В кабинет он вошел почти с разбега, запрещая себе периферийное зрение, запрещая смотреть влево, только прямо, к своему угловому столу, через силу улыбаясь и отвечая на чьи-то приветствия. Нестерпимо хотелось пить, но кулер стоял у стола слева от входа, а он только что запретил себе даже смотреть туда, не то что…
… Надеяться на что-то, пора уже запретить себе надеяться на что-то, пора привыкнуть к редким коротким случкам, неловким и болезненным, после каждой из которых хотелось драить себя жесткой сеткой для мытья посуды в тех местах, где его касались, потому что каждое прикосновение было отмечено липким страхом и под конец каждой встречи он был липким весь, так, словно это он сейчас обнимался с бывшим борцом, бывшим вдвшником Борькой, придерживающим за волосы плохого уже стажера, который судорожно выгибал спину горбом, выталкивая из себя пятнадцать стопок водки и несвежий салат «Цезарь», даже сквозь шум собственной крови в ушах слышащий монотонное гудение, что, мол, зря ты так нахуярился, стажер, пить совсем не умеешь, салага, но мы тебя научим, а пока хватит, завтра отоспишься в подсобке, так что хватит, хватит…

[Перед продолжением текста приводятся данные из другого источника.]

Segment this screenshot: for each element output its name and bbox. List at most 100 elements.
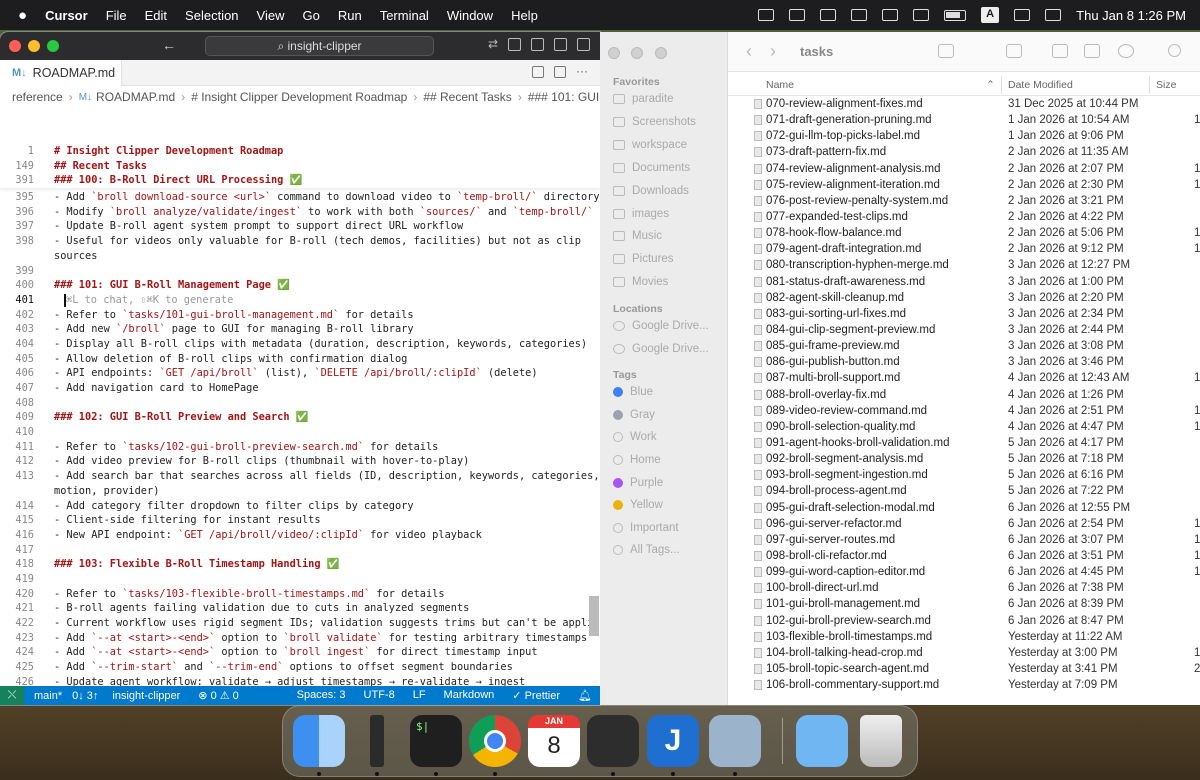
menubar-clock[interactable]: Thu Jan 8 1:26 PM <box>1076 8 1186 23</box>
menu-file[interactable]: File <box>106 8 127 23</box>
file-row[interactable]: 083-gui-sorting-url-fixes.md 3 Jan 2026 a… <box>728 306 1200 322</box>
settings-gear-icon[interactable] <box>577 38 590 51</box>
code-line[interactable]: 425 - Add `--trim-start` and `--trim-end`… <box>0 660 600 675</box>
code-line[interactable]: 410 <box>0 425 600 440</box>
code-line[interactable]: 405 - Allow deletion of B-roll clips with… <box>0 352 600 367</box>
file-row[interactable]: 102-gui-broll-preview-search.md 6 Jan 202… <box>728 613 1200 629</box>
sidebar-tag-alltags[interactable]: All Tags... <box>613 544 680 556</box>
code-line[interactable]: 424 - Add `--at <start>-<end>` option to … <box>0 645 600 660</box>
code-line[interactable]: 413 - Add search bar that searches across… <box>0 469 600 484</box>
activity-monitor-icon[interactable] <box>370 715 384 767</box>
menu-selection[interactable]: Selection <box>185 8 238 23</box>
code-line[interactable]: 402 - Refer to `tasks/101-gui-broll-manag… <box>0 308 600 323</box>
code-line[interactable]: 409 ### 102: GUI B-Roll Preview and Searc… <box>0 410 600 425</box>
tab-roadmap[interactable]: M↓ ROADMAP.md <box>0 60 122 86</box>
breadcrumb-item[interactable]: ## Recent Tasks <box>423 90 512 104</box>
breadcrumb-item[interactable]: ### 101: GUI B <box>528 90 600 104</box>
file-row[interactable]: 096-gui-server-refactor.md 6 Jan 2026 at … <box>728 516 1200 532</box>
menu-edit[interactable]: Edit <box>145 8 167 23</box>
bluetooth-icon[interactable] <box>913 9 930 21</box>
apple-icon[interactable]: ● <box>18 7 27 24</box>
file-row[interactable]: 092-broll-segment-analysis.md 5 Jan 2026 … <box>728 451 1200 467</box>
file-row[interactable]: 074-review-alignment-analysis.md 2 Jan 20… <box>728 161 1200 177</box>
gpu-icon[interactable] <box>851 9 868 21</box>
close-window-button[interactable] <box>608 47 620 59</box>
code-line[interactable]: 391 ### 100: B-Roll Direct URL Processing… <box>0 173 600 188</box>
back-forward-icon[interactable]: ‹› <box>746 41 794 62</box>
sidebar-item-movies[interactable]: Movies <box>613 276 668 288</box>
code-line[interactable]: 422 - Current workflow uses rigid segment… <box>0 616 600 631</box>
breadcrumb-item[interactable]: ROADMAP.md <box>96 90 175 104</box>
file-row[interactable]: 088-broll-overlay-fix.md 4 Jan 2026 at 1:… <box>728 387 1200 403</box>
battery-icon[interactable] <box>944 9 967 21</box>
equalizer-icon[interactable] <box>789 9 806 21</box>
file-row[interactable]: 073-draft-pattern-fix.md 2 Jan 2026 at 11… <box>728 144 1200 160</box>
code-line[interactable]: 407 - Add navigation card to HomePage <box>0 381 600 396</box>
file-row[interactable]: 076-post-review-penalty-system.md 2 Jan 2… <box>728 193 1200 209</box>
file-row[interactable]: 072-gui-llm-top-picks-label.md 1 Jan 2026… <box>728 128 1200 144</box>
sidebar-item-music[interactable]: Music <box>613 230 662 242</box>
file-row[interactable]: 098-broll-cli-refactor.md 6 Jan 2026 at 3… <box>728 548 1200 564</box>
minimize-window-button[interactable] <box>28 40 40 52</box>
code-line[interactable]: 404 - Display all B-roll clips with metad… <box>0 337 600 352</box>
joplin-icon[interactable]: J <box>647 715 699 767</box>
breadcrumb-item[interactable]: # Insight Clipper Development Roadmap <box>191 90 407 104</box>
column-name[interactable]: Name <box>766 79 794 91</box>
code-line[interactable]: 398 - Useful for videos only valuable for… <box>0 234 600 249</box>
file-row[interactable]: 090-broll-selection-quality.md 4 Jan 2026… <box>728 419 1200 435</box>
menu-terminal[interactable]: Terminal <box>380 8 429 23</box>
sidebar-tag-yellow[interactable]: Yellow <box>613 499 663 511</box>
file-row[interactable]: 087-multi-broll-support.md 4 Jan 2026 at … <box>728 370 1200 386</box>
preview-icon[interactable] <box>709 715 761 767</box>
file-row[interactable]: 105-broll-topic-search-agent.md Yesterday… <box>728 661 1200 677</box>
code-line[interactable]: 415 - Client-side filtering for instant r… <box>0 513 600 528</box>
scrollbar-thumb[interactable] <box>589 596 599 636</box>
sidebar-item-paradite[interactable]: paradite <box>613 93 674 105</box>
extension-icon[interactable] <box>758 9 775 21</box>
file-row[interactable]: 084-gui-clip-segment-preview.md 3 Jan 202… <box>728 322 1200 338</box>
file-row[interactable]: 094-broll-process-agent.md 5 Jan 2026 at … <box>728 483 1200 499</box>
code-line[interactable]: 149 ## Recent Tasks <box>0 159 600 174</box>
file-row[interactable]: 071-draft-generation-pruning.md 1 Jan 202… <box>728 112 1200 128</box>
menu-window[interactable]: Window <box>447 8 493 23</box>
code-area[interactable]: 1 # Insight Clipper Development Roadmap 14… <box>0 144 600 705</box>
code-line[interactable]: sources <box>0 249 600 264</box>
chrome-icon[interactable] <box>469 715 521 767</box>
control-center-icon[interactable] <box>1045 9 1062 21</box>
more-actions-icon[interactable]: ··· <box>576 65 588 78</box>
remote-indicator-icon[interactable]: ⤬ <box>0 686 24 705</box>
column-date-modified[interactable]: Date Modified <box>1008 79 1073 91</box>
code-line[interactable]: 412 - Add video preview for B-roll clips … <box>0 454 600 469</box>
sidebar-item-workspace[interactable]: workspace <box>613 139 687 151</box>
command-search-input[interactable]: ⌕ insight-clipper <box>205 36 434 56</box>
file-row[interactable]: 103-flexible-broll-timestamps.md Yesterda… <box>728 629 1200 645</box>
menu-help[interactable]: Help <box>511 8 538 23</box>
file-row[interactable]: 075-review-alignment-iteration.md 2 Jan 2… <box>728 177 1200 193</box>
close-window-button[interactable] <box>9 40 21 52</box>
group-icon[interactable] <box>1006 44 1022 58</box>
status-project[interactable]: insight-clipper <box>112 690 180 702</box>
zoom-window-button[interactable] <box>654 47 667 59</box>
extensions-icon[interactable] <box>554 38 567 51</box>
trash-icon[interactable] <box>860 715 902 767</box>
column-size[interactable]: Size <box>1156 79 1176 91</box>
input-source-icon[interactable]: A <box>981 7 1000 23</box>
sidebar-item-pictures[interactable]: Pictures <box>613 253 674 265</box>
status-eol[interactable]: LF <box>413 689 426 702</box>
file-row[interactable]: 086-gui-publish-button.md 3 Jan 2026 at 3… <box>728 354 1200 370</box>
sidebar-item-google-drive[interactable]: Google Drive... <box>613 343 709 355</box>
file-row[interactable]: 077-expanded-test-clips.md 2 Jan 2026 at … <box>728 209 1200 225</box>
sidebar-item-google-drive[interactable]: Google Drive... <box>613 320 709 332</box>
status-branch[interactable]: main* <box>34 690 62 702</box>
notifications-bell-icon[interactable]: 🔔︎ <box>578 689 592 702</box>
split-editor-icon[interactable] <box>554 66 566 78</box>
status-language[interactable]: Markdown <box>444 689 495 702</box>
file-row[interactable]: 089-video-review-command.md 4 Jan 2026 at… <box>728 403 1200 419</box>
breadcrumb-item[interactable]: reference <box>12 90 63 104</box>
file-row[interactable]: 085-gui-frame-preview.md 3 Jan 2026 at 3:… <box>728 338 1200 354</box>
list-view-icon[interactable] <box>938 44 954 58</box>
status-sync[interactable]: 0↓ 3↑ <box>72 690 98 702</box>
code-line[interactable]: 406 - API endpoints: `GET /api/broll` (li… <box>0 366 600 381</box>
menu-view[interactable]: View <box>257 8 285 23</box>
terminal-icon[interactable]: $| <box>410 715 462 767</box>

Ближе к обеду он раскрыл пустую страницу Ворда, с трудом попадая пальцами по клавишам набил куцее заявление по собственному и, не находя в себе сил распечатать его, удалял и набирал снова, всякий раз останавливаясь на собственной фамилии. Дьявольски хотелось пить, но на стол слева от двери он не мог смотреть, а потому просто сжал пальцами виски, словно хотел сдавить их так, чтобы выдавить из головы все мысли, все плохое, что…

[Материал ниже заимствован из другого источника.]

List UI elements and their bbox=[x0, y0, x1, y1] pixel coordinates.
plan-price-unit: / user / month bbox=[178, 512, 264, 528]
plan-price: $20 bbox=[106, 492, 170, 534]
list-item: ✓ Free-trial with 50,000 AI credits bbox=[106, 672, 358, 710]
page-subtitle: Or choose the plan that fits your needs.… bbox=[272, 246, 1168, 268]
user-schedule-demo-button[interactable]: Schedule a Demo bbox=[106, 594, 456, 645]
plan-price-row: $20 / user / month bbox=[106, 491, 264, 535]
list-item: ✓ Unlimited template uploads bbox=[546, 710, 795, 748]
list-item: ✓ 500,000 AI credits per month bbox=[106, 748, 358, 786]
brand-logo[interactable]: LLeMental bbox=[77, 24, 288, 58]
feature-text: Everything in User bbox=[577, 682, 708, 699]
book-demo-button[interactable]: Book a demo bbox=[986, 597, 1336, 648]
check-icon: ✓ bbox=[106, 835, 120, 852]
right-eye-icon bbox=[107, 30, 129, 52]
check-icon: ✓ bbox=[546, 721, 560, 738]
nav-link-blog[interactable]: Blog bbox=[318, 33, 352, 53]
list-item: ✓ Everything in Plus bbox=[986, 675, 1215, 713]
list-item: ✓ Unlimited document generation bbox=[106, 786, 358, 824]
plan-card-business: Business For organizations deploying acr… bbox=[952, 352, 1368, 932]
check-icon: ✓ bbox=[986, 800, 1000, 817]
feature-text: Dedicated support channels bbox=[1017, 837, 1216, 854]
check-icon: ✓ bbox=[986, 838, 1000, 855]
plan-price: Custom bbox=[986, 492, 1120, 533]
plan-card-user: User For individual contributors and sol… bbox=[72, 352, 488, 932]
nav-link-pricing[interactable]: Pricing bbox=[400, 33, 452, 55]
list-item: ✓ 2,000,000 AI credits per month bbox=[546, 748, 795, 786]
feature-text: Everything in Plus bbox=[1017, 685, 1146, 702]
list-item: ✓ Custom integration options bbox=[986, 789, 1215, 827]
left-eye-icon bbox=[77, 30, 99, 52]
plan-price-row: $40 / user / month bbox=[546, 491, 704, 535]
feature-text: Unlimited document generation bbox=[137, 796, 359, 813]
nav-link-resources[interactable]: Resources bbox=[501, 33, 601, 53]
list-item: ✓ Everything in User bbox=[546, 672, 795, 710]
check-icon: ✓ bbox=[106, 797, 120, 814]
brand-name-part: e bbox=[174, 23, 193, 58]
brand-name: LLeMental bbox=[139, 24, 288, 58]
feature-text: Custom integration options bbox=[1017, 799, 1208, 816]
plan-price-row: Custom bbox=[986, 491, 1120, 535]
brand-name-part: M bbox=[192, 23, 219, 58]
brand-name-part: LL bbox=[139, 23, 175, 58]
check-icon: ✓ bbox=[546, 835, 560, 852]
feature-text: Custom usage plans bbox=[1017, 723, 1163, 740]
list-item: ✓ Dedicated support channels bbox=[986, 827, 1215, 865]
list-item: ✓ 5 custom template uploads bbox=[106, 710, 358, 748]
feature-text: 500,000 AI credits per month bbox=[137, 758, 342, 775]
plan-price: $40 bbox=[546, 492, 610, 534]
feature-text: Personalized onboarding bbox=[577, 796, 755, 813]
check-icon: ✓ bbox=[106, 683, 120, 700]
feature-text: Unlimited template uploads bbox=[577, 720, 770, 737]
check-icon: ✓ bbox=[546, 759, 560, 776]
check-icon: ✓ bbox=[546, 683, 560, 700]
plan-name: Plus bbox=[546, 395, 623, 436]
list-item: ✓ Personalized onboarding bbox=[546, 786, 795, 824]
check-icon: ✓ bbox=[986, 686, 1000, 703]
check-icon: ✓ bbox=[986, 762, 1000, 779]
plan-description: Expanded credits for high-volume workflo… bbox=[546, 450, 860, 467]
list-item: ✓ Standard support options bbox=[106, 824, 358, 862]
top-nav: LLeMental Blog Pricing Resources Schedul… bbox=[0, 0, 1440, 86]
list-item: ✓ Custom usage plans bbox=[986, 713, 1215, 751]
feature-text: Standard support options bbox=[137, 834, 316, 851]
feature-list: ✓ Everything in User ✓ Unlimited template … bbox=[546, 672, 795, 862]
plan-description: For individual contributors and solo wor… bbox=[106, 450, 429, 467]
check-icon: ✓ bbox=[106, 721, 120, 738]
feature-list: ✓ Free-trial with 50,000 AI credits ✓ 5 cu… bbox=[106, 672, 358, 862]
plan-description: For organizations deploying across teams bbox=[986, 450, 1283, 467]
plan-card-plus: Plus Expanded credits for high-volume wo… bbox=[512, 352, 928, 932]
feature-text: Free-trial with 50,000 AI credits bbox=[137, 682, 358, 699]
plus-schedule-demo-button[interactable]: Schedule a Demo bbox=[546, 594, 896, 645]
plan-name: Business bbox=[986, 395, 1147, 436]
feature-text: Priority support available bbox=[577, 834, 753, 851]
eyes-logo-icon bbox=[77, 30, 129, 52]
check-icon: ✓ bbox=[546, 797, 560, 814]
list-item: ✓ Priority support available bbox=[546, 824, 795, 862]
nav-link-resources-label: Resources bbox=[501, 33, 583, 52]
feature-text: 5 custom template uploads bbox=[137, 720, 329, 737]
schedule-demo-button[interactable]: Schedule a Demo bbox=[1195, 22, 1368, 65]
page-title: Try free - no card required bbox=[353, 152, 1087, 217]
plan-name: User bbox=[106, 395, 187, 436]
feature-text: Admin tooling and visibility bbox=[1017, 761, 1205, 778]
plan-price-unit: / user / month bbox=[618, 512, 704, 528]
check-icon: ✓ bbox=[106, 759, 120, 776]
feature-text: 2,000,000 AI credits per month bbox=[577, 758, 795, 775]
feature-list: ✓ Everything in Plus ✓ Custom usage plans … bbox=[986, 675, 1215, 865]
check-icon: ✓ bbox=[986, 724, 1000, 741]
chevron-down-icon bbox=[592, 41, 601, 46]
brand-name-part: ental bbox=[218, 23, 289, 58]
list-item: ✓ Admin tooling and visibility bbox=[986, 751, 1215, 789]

Стакан воды с шипучей таблеткой ударился о крышку стола так, что во внезапно опустевшем офисе стук казался ударом грома. Скосив взгляд чуть влево он обвел контур сухих губ сухим кончиком языка, чувствуя, что высохший рот не способен произнести даже банальное «спасибо».

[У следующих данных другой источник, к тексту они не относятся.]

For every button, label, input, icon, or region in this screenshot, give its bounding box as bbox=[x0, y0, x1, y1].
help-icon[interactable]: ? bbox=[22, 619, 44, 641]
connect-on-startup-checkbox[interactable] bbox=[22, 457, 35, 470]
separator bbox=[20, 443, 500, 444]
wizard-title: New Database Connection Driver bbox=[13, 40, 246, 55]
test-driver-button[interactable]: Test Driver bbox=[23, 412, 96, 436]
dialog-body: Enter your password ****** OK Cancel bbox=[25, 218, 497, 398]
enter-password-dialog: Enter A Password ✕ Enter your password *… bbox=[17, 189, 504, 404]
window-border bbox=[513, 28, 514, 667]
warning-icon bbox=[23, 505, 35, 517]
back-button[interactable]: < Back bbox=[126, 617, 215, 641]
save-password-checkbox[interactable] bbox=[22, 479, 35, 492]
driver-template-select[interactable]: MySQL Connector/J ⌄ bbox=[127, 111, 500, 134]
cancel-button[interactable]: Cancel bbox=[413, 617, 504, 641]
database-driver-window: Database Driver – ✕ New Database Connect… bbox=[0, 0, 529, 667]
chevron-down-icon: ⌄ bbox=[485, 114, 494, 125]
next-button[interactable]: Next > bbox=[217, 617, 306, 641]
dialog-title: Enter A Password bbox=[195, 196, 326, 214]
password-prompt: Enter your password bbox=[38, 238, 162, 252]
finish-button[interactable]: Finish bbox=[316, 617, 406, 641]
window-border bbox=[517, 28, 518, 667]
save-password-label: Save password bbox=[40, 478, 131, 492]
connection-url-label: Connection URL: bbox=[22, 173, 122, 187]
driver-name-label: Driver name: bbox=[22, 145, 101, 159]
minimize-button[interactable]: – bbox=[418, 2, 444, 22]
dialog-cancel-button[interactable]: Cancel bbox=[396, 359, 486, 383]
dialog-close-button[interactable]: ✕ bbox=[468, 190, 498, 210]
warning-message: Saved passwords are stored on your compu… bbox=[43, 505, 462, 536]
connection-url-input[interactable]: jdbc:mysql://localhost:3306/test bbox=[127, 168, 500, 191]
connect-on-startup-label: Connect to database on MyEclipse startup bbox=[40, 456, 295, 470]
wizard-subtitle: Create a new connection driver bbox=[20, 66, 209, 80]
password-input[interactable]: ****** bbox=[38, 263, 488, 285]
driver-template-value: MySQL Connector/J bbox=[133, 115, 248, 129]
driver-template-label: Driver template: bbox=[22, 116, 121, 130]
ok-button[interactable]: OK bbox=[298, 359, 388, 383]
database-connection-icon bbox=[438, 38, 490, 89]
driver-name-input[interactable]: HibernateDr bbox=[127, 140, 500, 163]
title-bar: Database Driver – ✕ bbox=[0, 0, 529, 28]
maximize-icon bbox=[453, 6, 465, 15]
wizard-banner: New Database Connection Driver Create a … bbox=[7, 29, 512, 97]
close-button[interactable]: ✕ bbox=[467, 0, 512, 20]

— Болит? — спросил кто-то незнакомый голосом Игоря.
Он кивнул, протягивая руку к стакану. Сейчас он выпьет, и они поговорят. Потом, черт с ним, он распечатает заявление и эта идиотская история, наконец, закончится, так что хватит, хватит…
Ладонь с небольшим шрамом у большого пальца накрыла его запястье, и кто-то незнакомый спросил тихим шепотом почти у самого уха:
— Хочешь, я подую и все пройдет?
Когда теплый ветер коснулся его правого виска, он, наконец, позволил себе одним длинным глотком выпить весь стакан, а потом, сжав руку Игоря и издав полузадушенный всхлип, расплакался.